Colin MacLean colin.maclean@tc.tc
Published on June 4, 2014

Animal Justice Canada is calling on P.E.I. to hurry up its review of its animal welfare laws. Molly, left, and Dillon were blissfully unaware as they played in the Summerside dog park. Colin MacLean/Journal Pioneer

CHARLOTTETOWN – A national animal rights group is calling on Prince Edward Island to hurry up and enact new laws protecting pets and livestock here.

Animal Justice Canada (AJC), a non-profit organization based in Toronto, said the Department of Agriculture has been working on new companion and farm animal protection legislation for almost four years.

It understandably takes time to do due diligence and research any new piece of legislation, but P.E.I.’s approach has been inordinately slow moving, said Elizabeth Schoales, Atlantic representative for AJC.

“It’s been over three years now, and the legislation on P.E.I. is not that complicated.

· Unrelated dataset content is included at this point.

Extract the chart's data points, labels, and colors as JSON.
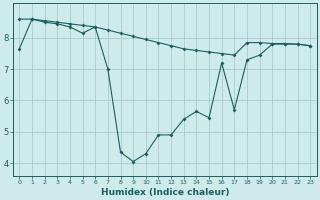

There’s not much of it so it doesn’t take that long to review it,” said Schoales.

AJC has been tracking P.E.I.’s legislation since the Bud Wheatley case of 2010. The former owner the now defunct Snookums pet store and www.PuppiesAcrossCanada.com was charged and convicted of causing unnecessary pain and suffering to an animal.

The case also raised serious questions about P.E.I.’s animal welfare legislation.

The Department of Agriculture committed to reviewing some of its policies and acts as a result.

Since then, AJC said it has routinely checked in with the province to see how that process is coming along.

That hasn’t always been easy, said Schoales.

“I don’t know where things stand at the moment. They seem pretty reticent about providing any information to the public about what they’ve been doing,” she said. 

That being said, she added, AJCs most recent inquiry to the department was returned with an offer to submit any suggestions they may have.

In response they’ve sent along 13 pages of recommendations like: appointing a chief veterinary office, forcing the department to follow up on complaints from the public (they don’t have to right now) and taking away responsibility for animal welfare from the Department of Agriculture and moving it to the Department of Community Services.

To read their full list of recomendations, click HERE.

The Journal Pioneer also asked the Department of Agriculture for an update on its progress on this file.

A spokesperson for the department issued an emailed statement saying it is in talks with various pet and farming industry representatives and is in the process of drafting new legislation.

They were unable to provide an estimate as to when it would be brought forward.